Crypto wallet Trust Wallet has disclosed a security vulnerability that resulted in nearly $170,000 in losses for some users. The vulnerability has been patched, according to the company.
Trust Wallet found out about the issue through its bug bounty program. A security researcher reported a WebAssembly vulnerability in the open-source library Wallet Core in November 2022. New wallet addresses generated “between November 14 and 23, 2022 by Browser Extension contain this vulnerability,” the company said in a statement, adding that all addresses created before and after those dates are safe.
1/10 Trust Wallet is built on security & trust. So we’re sharing a vulnerability affecting new addresses created Nov 14-23,22 using the Browser Extension.
The issue is fixed. Most at-risk funds are secured. Affected users should take actions outlined:
— Trust Wallet (@TrustWallet) April 22, 2023
The breach resulted in two exploits that led to a total loss of nearly $170,000. Approximately 500 vulnerable addresses remain, with an $88,000 balance, according to a postmortem report. Affected users will be offered a refund and gas fee assistance to cover the costs of fund transfers. According to Trust Wallet:
“We want to assure users that we will reimburse eligible losses from hacks due to the vulnerability and have created a reimbursement process for the affected users. And we urged affected users [to] move the remaining ~$88,000 USD balance on all the vulnerable addresses as soon as possible.”
Users who experienced abnormal fund movement in late December 2022 and late March 2023 may be among those affected by the two exploits.
The company urged affected customers to create a new wallet and transfer their funds.
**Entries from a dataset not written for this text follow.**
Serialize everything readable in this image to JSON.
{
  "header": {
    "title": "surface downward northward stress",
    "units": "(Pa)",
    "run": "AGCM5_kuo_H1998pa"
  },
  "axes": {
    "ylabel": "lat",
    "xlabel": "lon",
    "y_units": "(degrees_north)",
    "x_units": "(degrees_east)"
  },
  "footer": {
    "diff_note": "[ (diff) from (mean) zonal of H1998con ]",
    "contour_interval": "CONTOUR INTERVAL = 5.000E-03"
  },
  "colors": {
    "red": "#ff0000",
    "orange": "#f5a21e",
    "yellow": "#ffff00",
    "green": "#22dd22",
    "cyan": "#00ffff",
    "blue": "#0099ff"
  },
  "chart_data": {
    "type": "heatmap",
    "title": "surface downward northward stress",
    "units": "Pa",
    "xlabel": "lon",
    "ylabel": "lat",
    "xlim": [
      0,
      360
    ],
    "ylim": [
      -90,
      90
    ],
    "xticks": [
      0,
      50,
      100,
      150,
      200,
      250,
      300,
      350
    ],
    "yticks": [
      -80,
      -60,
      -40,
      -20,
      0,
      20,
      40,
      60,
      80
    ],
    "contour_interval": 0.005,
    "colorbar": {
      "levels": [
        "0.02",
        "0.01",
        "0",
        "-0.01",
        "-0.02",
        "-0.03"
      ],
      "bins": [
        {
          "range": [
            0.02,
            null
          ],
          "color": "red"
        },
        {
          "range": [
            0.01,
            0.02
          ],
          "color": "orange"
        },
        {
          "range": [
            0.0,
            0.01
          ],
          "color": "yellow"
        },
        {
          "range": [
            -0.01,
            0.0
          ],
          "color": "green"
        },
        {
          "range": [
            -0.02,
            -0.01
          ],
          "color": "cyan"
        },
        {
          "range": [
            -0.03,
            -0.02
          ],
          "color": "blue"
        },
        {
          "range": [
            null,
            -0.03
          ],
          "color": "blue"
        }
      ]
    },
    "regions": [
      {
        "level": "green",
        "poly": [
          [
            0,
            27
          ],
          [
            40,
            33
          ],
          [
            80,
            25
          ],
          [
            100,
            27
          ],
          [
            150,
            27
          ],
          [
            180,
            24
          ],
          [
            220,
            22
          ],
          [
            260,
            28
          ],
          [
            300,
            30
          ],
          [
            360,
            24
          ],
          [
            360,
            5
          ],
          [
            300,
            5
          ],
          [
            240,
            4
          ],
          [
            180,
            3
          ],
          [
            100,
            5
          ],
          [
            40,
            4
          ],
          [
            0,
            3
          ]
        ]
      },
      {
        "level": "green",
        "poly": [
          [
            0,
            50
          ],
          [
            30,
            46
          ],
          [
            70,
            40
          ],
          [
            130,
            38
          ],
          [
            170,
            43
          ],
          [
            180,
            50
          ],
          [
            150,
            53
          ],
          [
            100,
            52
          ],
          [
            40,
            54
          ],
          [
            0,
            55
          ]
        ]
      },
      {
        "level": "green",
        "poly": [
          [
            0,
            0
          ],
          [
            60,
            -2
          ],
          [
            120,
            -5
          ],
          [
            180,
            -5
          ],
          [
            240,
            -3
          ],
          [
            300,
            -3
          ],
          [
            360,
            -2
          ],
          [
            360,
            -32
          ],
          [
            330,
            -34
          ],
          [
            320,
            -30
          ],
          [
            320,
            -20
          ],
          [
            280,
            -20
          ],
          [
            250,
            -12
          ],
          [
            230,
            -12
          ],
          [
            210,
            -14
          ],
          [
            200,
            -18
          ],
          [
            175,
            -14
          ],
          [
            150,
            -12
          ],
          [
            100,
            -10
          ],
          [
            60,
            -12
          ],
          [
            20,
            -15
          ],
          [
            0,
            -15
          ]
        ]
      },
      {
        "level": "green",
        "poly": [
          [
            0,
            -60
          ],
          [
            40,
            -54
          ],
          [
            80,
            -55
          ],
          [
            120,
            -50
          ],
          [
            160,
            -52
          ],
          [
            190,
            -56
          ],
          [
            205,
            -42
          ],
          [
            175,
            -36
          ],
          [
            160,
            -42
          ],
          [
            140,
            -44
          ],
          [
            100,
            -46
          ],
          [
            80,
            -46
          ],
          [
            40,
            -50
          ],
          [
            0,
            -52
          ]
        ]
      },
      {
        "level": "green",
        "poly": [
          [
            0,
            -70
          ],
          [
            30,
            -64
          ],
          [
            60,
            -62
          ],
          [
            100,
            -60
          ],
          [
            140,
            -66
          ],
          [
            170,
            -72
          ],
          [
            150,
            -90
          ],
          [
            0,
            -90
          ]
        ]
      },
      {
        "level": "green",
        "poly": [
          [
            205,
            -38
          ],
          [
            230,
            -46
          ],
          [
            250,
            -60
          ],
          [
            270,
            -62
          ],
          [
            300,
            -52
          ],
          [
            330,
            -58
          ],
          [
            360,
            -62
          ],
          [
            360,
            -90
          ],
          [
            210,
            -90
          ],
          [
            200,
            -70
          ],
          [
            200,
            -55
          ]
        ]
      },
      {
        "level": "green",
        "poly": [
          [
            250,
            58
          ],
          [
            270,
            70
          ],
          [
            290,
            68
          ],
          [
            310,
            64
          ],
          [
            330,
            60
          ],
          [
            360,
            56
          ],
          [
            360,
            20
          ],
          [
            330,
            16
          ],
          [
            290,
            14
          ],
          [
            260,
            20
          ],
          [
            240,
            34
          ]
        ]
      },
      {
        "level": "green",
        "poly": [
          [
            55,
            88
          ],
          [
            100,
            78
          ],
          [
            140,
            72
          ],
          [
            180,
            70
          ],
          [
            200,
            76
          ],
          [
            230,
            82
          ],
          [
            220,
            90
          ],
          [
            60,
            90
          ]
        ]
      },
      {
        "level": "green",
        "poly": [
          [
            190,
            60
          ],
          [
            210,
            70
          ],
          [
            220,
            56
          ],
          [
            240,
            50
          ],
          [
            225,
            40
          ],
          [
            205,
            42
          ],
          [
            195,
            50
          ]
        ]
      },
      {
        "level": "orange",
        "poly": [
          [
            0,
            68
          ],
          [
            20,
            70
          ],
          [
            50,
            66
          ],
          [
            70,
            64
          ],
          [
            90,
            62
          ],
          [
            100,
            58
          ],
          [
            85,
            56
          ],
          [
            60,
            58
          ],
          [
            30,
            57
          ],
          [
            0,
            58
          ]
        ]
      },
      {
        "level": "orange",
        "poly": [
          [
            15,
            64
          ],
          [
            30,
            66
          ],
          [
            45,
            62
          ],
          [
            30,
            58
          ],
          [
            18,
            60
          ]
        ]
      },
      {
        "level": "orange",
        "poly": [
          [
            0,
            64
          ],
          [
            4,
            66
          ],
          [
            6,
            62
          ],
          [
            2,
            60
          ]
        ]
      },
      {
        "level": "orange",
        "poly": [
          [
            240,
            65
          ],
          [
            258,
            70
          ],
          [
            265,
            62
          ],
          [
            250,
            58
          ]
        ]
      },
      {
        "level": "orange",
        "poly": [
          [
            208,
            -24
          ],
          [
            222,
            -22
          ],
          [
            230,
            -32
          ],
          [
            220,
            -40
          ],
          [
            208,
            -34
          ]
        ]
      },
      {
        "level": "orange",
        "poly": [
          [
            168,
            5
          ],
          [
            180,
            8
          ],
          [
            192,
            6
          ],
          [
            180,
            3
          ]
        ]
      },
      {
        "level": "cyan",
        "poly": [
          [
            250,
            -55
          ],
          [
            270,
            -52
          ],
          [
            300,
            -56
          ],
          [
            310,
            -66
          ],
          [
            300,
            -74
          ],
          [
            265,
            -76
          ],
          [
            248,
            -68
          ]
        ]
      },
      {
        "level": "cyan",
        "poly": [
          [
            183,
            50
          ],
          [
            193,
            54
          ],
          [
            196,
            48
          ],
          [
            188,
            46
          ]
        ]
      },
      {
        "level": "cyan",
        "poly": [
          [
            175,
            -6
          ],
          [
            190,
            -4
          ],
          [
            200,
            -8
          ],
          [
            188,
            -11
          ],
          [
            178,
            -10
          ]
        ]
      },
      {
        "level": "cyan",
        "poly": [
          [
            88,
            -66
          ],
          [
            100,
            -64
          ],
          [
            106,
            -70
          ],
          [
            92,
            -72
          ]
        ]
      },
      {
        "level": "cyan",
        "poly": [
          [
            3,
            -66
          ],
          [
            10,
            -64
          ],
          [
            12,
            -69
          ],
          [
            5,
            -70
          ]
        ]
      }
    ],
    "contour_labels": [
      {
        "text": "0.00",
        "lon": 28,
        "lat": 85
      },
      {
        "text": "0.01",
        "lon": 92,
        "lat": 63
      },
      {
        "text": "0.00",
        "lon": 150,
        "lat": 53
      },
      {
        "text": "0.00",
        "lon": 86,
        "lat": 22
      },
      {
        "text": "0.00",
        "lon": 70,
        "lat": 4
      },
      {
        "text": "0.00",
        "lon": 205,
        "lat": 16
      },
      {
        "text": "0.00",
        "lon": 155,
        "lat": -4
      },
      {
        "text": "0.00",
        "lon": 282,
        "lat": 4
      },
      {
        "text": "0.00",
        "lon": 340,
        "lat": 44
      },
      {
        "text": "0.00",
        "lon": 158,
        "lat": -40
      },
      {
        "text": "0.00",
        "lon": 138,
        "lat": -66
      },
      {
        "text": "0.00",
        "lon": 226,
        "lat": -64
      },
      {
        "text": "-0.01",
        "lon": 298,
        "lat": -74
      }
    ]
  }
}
Users with vulnerable addresses will be notified through the Trust Wallet browser extension, said the company. Developers who used the Wallet Core library in 2022 should implement the latest version of Wallet Core. Affected wallet addresses from Binance were previously notified through the crypto exchange.
Another recently unveiled exploit has drained almost $11 million in nonfungible tokens and cryptocurrencies from various addresses across 11 blockchains since December 2022, targeting veterans in the crypto community. The attack was initially attributed to an exploit in the MetaMask wallet, but that was later denied by the company.